I'm currently in the process of implementing text rendering in my game engine, and I decided to utilize AngelCode's BMfont to generate font textures, and then have OpenGL render textured quads for each character. This worked great, even when rendering every single glyph supported by FreeFont (FreeMono in particular), until I tried to render Japanese (My Japanese font of choice is Noto, provided by Google).
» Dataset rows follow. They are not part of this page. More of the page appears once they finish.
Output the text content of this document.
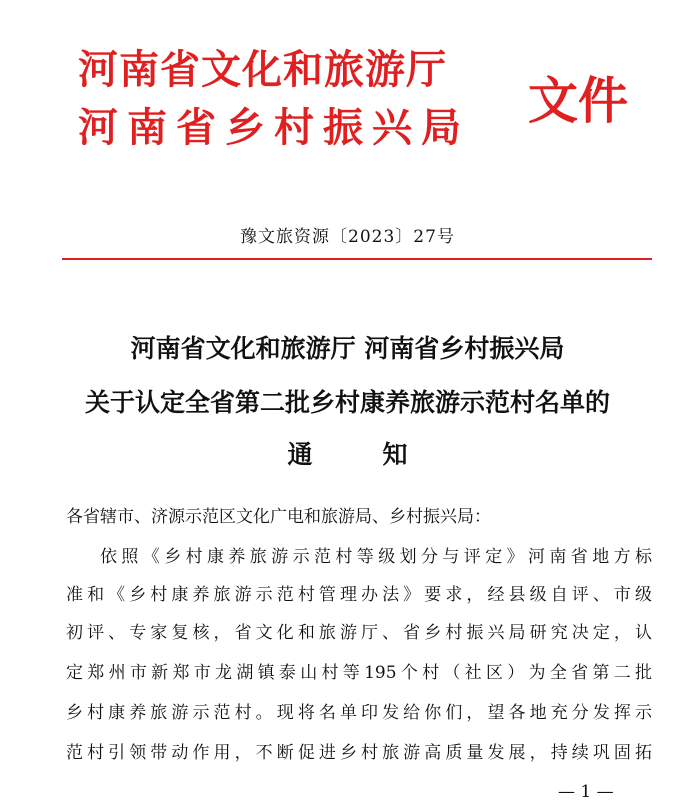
河南省文化和旅游厅
河南省乡村振兴局 文件
豫文旅资源〔2023〕27号
河南省文化和旅游厅 河南省乡村振兴局
关于认定全省第二批乡村康养旅游示范村名单的
通知
各省辖市、济源示范区文化广电和旅游局、乡村振兴局：
依照《乡村康养旅游示范村等级划分与评定》河南省地方标
准和《乡村康养旅游示范村管理办法》要求，经县级自评、市级
初评、专家复核，省文化和旅游厅、省乡村振兴局研究决定，认
定郑州市新郑市龙湖镇泰山村等195个村（社区）为全省第二批
乡村康养旅游示范村。现将名单印发给你们，望各地充分发挥示
范村引领带动作用，不断促进乡村旅游高质量发展，持续巩固拓
— 1 —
Rendering every single glyph supported by FreeMono at 16px resulted in a single 1024x1024 8bit texture, perfectly reasonable considering how many languages are covered by it. Rendering everything supported by Noto Japanese, at the same size, resulted in 13 times as many textures, and at this size most of the glyphs are too cramped to be readable (I can't read Japanese, but if I could I think I would still have a lot of trouble reading this text).
My question is twofold:
1) How do games, or mobile apps, handle small Japanese text? Do they stick to a subset of the kanji, use a special font, or is there a minimum font size?
2) How do games typically handle the absurdly massive number of glyphs required by Japanese, Chinese, Korean, and other languages? Do they use FreeType (or something similar) to render the text on-the-fly?
Note: I tried Meiryo (which I do not have the license to use in my game) and the result was far more readable at 16px (still cramped though), but still required 14 textures to fit everything.